CKD, Chronic kidney disease; ESRD, End-stage renal disease; MHD, maintenance hemodialysis; HRQOL, health-related quality of life; RPE, Rating of Perceived Exertion; IDEG, interdialytic weight gain; KDTA, kidney disease-targeted areas; MFI, Multidimensional fatigue inventory; HADS-A, Hospital anxiety and depression scale-anxiety; HADS-D, Hospital anxiety and depression scale-depression; KDQL-SF, Kidney disease quality of life-short form; Hb, Haemoglobin; hs-CRP, hypersensitive C-reactive protein; Alb, Albumin; pre-Alb, pre-albumin; TSF, Triceps Skinfold Thickness; MUAC, Mid-Upper Arm Circumference; MAMC, Mid-Arm Muscle Circumference; HGS, Handgrip Strength; SD, standard deviation; rANOVA, The repeated-measures analysis of variance.
Data Sharing Statement
The authors are willing to permanently share data supporting the results and analysis presented in the paper after publication. The data can be used for scientific research beneficial to human health. The datasets generated during and/or analyzed during the current study are available from the corresponding author on reasonable request.
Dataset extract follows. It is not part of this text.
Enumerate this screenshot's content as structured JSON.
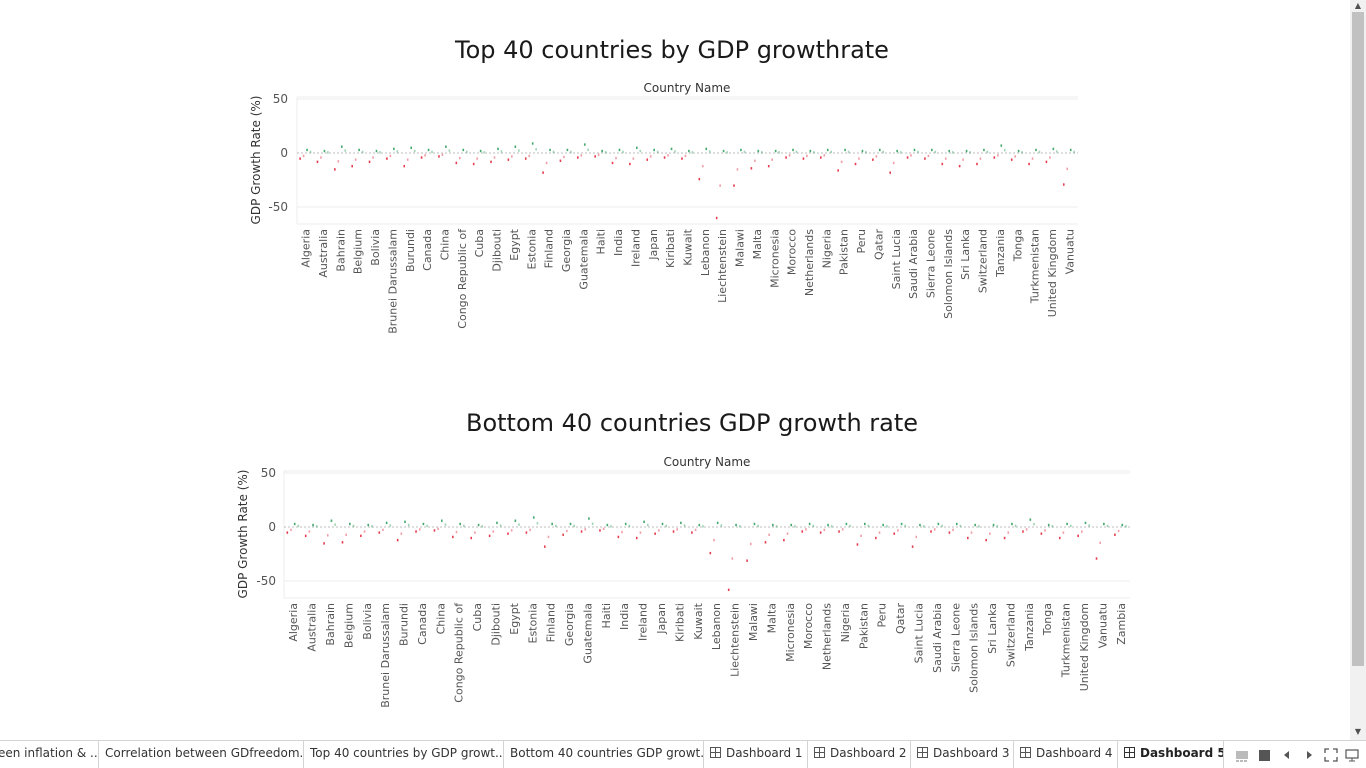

The authors are accountable for all aspects of the work in ensuring that questions related to the accuracy or integrity of any part of the work are appropriately investigated and resolved. The trial was conducted following the Declaration of Helsinki (as revised in 2013). The study was approved by the Ethics Committee of Taizhou People’s Hospital, China (NO. KY 202004001) and informed consent was taken from all individual participants.
Special thanks go to the healthcare providers in the Hemopurification Center, the Taizhou People’s Hospital. We also appreciate all the participations who voluntarily took part in this study.
The authors report no conflicts of interest for this work.